Related to the question Which hashing algorithm is best for uniqueness and speed?

Is there a way to create a hash function, or find one, whose hash length depends completely on the input length, has an adjustable hash character set (Since it must be 1-to-1 function the input must comply to this character set constraint as well).

Moreover the most important part is that the hash function generates as random as possible strings. So for example it would be possible to get the following two different results.

Hash(aaaa)->blue // for character set a-z

and

Hash(aaaz)->pink  // for character set a-z

More examples:

Hash(aa@12a)->dakj@4   // for character set a-z, @, 0-9

and

Hash(a2#46Ww)->@3#0Pdw // for character set a-z A-Z, !-), 0-9

Notice the character length between input and output and the character sets.

What I thought so far was a probability distribution function, there are random distribution functions but I am not sure how to get there.

http://en.wikipedia.org/wiki/Probability_distribution

http://en.wikipedia.org/wiki/Normal_distribution

iordanis
  • 163

3 Answers3

4

This is not a hash function. It's either an encoding function or an encryption function.

Usually when I've encountered a problem of this form, it is because I have some sort of IDs that I want to "look" random. Assuming I don't care about security, I'll normally create an algorithm which works as follows:

  1. Map my data to numbers (usually, by treating a string in a character set containing X characters as a baseX number).
  2. Map my numbers to new numbers. Eric Lippert suggests using Multiplicative Inverses for this purpose.

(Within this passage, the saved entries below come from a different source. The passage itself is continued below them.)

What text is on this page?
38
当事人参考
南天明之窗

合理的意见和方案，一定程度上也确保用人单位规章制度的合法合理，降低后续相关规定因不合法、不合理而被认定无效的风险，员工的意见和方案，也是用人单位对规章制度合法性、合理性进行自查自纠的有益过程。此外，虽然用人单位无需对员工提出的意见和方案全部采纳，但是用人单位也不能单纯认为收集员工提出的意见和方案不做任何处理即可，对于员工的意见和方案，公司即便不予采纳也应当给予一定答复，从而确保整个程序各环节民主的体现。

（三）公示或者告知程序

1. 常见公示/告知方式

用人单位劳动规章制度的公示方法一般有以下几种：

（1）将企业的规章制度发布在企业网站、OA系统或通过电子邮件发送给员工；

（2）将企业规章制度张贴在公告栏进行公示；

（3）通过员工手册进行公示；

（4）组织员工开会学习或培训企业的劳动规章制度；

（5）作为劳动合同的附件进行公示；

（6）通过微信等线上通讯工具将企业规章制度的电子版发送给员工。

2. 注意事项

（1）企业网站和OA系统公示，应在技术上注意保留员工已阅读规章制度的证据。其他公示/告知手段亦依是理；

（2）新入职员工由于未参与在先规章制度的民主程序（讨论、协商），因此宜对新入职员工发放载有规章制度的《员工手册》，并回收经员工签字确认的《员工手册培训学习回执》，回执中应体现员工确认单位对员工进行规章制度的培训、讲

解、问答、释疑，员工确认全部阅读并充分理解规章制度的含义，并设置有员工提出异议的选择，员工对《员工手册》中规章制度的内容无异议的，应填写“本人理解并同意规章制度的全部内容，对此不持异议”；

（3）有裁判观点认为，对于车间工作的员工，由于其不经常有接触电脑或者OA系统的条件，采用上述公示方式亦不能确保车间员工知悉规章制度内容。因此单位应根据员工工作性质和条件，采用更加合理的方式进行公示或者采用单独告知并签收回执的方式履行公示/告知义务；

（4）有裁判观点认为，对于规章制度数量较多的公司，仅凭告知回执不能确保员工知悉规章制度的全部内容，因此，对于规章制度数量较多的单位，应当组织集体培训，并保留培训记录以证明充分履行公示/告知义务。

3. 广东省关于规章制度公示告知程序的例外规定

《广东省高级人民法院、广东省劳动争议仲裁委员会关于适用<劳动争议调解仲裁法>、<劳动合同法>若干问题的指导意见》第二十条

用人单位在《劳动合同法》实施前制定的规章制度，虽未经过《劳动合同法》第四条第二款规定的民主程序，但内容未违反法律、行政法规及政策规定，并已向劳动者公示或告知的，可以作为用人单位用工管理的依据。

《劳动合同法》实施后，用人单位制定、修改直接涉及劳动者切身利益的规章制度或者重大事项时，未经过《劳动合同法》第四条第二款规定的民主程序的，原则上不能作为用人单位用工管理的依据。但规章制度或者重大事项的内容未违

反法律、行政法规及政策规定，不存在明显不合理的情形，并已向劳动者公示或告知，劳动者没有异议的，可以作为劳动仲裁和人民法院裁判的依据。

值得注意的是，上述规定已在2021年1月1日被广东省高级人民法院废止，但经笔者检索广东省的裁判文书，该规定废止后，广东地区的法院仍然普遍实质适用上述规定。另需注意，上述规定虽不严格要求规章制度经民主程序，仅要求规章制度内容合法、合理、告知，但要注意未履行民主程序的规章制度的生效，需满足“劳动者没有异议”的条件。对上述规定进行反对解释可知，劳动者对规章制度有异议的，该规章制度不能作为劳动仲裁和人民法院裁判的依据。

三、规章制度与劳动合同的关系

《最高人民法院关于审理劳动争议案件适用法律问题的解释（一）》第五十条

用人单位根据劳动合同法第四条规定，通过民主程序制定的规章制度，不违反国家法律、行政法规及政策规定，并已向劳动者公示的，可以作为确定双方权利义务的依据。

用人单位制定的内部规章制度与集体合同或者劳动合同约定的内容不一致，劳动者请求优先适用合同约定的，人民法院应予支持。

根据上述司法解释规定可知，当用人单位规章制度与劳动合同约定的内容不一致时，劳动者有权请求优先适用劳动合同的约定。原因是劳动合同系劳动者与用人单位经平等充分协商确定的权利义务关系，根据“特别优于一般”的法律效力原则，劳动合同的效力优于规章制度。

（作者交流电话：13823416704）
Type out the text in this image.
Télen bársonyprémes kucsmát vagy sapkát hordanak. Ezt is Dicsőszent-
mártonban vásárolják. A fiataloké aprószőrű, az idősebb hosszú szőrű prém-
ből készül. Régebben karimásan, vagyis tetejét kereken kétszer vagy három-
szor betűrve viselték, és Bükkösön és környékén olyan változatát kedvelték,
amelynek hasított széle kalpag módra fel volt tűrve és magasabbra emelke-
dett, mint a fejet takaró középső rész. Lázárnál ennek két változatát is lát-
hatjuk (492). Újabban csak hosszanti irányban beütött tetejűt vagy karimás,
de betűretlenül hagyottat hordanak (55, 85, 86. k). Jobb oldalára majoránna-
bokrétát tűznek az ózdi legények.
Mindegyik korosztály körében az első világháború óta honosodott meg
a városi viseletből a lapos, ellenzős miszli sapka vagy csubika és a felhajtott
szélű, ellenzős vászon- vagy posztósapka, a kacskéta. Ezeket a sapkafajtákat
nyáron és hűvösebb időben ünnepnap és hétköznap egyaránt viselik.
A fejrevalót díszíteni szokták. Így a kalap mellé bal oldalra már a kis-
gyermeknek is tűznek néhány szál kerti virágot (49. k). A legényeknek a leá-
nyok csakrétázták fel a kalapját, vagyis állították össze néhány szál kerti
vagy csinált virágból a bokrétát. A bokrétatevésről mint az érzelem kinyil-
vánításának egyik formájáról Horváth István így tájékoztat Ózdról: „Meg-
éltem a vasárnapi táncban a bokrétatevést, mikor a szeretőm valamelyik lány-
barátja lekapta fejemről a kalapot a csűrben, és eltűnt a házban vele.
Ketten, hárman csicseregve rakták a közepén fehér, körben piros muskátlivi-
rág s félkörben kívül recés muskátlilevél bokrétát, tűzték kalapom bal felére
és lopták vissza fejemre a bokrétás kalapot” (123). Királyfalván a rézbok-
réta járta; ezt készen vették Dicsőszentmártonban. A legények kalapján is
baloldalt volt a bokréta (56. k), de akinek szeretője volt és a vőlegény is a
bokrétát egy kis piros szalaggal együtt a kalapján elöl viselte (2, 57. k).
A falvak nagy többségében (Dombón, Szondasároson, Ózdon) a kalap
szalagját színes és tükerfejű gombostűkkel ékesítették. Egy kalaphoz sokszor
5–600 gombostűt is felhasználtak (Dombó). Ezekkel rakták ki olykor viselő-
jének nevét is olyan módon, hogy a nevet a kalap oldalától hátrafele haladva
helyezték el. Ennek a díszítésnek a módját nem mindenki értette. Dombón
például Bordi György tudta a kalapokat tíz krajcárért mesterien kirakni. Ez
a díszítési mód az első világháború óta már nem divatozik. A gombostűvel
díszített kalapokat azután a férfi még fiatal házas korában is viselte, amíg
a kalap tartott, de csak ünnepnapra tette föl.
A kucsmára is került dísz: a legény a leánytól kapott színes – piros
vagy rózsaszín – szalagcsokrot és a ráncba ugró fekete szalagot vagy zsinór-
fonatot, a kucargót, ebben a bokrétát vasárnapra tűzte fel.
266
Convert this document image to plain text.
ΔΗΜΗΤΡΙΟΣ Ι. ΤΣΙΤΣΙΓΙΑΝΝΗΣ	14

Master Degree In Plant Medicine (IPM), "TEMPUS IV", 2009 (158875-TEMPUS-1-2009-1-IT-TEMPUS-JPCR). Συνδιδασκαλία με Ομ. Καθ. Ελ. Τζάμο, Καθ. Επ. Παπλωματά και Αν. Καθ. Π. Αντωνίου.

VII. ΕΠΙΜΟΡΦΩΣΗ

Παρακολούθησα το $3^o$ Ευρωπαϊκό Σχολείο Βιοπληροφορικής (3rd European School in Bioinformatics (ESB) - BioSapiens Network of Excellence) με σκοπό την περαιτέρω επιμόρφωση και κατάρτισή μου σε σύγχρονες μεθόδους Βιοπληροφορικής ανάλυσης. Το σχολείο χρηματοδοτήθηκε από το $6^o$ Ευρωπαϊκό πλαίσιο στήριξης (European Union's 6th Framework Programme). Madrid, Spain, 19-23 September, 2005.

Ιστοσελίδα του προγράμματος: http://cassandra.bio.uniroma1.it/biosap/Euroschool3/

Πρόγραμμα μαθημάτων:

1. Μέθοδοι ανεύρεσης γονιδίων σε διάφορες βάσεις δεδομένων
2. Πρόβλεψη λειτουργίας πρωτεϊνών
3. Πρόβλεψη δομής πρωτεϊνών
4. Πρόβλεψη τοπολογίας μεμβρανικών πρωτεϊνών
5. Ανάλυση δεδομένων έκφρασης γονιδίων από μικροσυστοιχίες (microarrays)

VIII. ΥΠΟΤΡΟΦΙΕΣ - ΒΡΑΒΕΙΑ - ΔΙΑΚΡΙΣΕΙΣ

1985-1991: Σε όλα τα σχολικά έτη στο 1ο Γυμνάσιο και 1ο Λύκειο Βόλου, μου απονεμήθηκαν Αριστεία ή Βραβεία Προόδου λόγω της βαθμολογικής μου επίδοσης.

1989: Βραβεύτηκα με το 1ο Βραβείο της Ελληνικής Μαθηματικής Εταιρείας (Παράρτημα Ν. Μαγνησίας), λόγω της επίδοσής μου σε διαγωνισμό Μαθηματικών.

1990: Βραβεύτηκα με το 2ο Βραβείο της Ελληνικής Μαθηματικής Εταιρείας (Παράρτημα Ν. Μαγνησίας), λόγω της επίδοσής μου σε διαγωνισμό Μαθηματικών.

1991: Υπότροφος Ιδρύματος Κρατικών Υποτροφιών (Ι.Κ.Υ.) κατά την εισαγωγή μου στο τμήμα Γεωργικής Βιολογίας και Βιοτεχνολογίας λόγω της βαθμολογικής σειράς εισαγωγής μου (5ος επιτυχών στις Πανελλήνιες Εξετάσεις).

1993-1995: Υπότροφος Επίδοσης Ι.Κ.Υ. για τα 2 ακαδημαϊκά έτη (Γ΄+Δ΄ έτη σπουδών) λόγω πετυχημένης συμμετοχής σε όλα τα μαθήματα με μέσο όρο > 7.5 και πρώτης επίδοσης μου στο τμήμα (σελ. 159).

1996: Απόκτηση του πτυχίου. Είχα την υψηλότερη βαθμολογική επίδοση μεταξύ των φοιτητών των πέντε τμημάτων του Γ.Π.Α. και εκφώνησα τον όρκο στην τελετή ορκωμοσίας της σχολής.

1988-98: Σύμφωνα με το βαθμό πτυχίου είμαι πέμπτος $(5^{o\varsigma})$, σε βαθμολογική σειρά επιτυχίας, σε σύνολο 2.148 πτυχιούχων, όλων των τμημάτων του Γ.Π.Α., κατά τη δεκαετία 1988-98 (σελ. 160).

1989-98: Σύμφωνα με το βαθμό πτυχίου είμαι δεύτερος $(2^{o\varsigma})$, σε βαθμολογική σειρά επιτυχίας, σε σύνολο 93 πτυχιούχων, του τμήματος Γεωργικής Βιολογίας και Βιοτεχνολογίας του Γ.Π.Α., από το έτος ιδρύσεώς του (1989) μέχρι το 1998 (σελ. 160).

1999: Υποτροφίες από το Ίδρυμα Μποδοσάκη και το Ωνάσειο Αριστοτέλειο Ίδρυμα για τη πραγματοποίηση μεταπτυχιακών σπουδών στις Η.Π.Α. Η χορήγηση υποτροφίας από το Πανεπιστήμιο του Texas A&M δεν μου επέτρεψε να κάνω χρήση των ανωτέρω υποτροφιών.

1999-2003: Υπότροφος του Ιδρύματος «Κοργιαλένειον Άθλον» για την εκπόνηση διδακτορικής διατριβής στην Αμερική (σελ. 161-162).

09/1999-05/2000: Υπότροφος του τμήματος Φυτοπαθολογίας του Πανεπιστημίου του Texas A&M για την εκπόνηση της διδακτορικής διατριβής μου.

Skip32 encoding (AKA Skip32 encryption, but it's not secure) also works for this purpose.
  3. Reverse the mapping in step 1.

To decode, perform the same steps in reverse.

Brian
  • 4,553
1

I'd use a perfect hash function to map your set of n inputs to a unique integer < n, then use that as an index into either an array of outputs (eg a list of n colours) or map it to a unique string in your character set (e.g. convert the number to base 26 and render each base-26 digit as that letter of the alphabet).

0

It seems to me that Format Preserving Encryption is exactly what you're looking for, except for maybe the security properties implied by "encryption". Its wikipedia page notes that

For such finite domains, and for the purposes of the discussion below, the cipher is equivalent to a permutation of N integers {0, ... , N−1} where N is the size of the domain.

For your case, 4-letter words with x possibilities for each character would be coded as integers by treating them as base-x numbers. Then the permutation would map that input to a distinct output, which would be decoded back into a string by reversing the base-x transform.

It seems that the best way to implement such a permutation is to apply an M-bit permutation to the input value, and if the result is N or more to apply it again to the result until the result is less than N, also called cycle walking. This works best when N is slightly less than 2^M.

There are ways to use Feistel Networks to adapt wide ciphers to produce arbitrary bit-width permutations, but this requires iterating the network to produce a good permutation.

Thelema
  • 101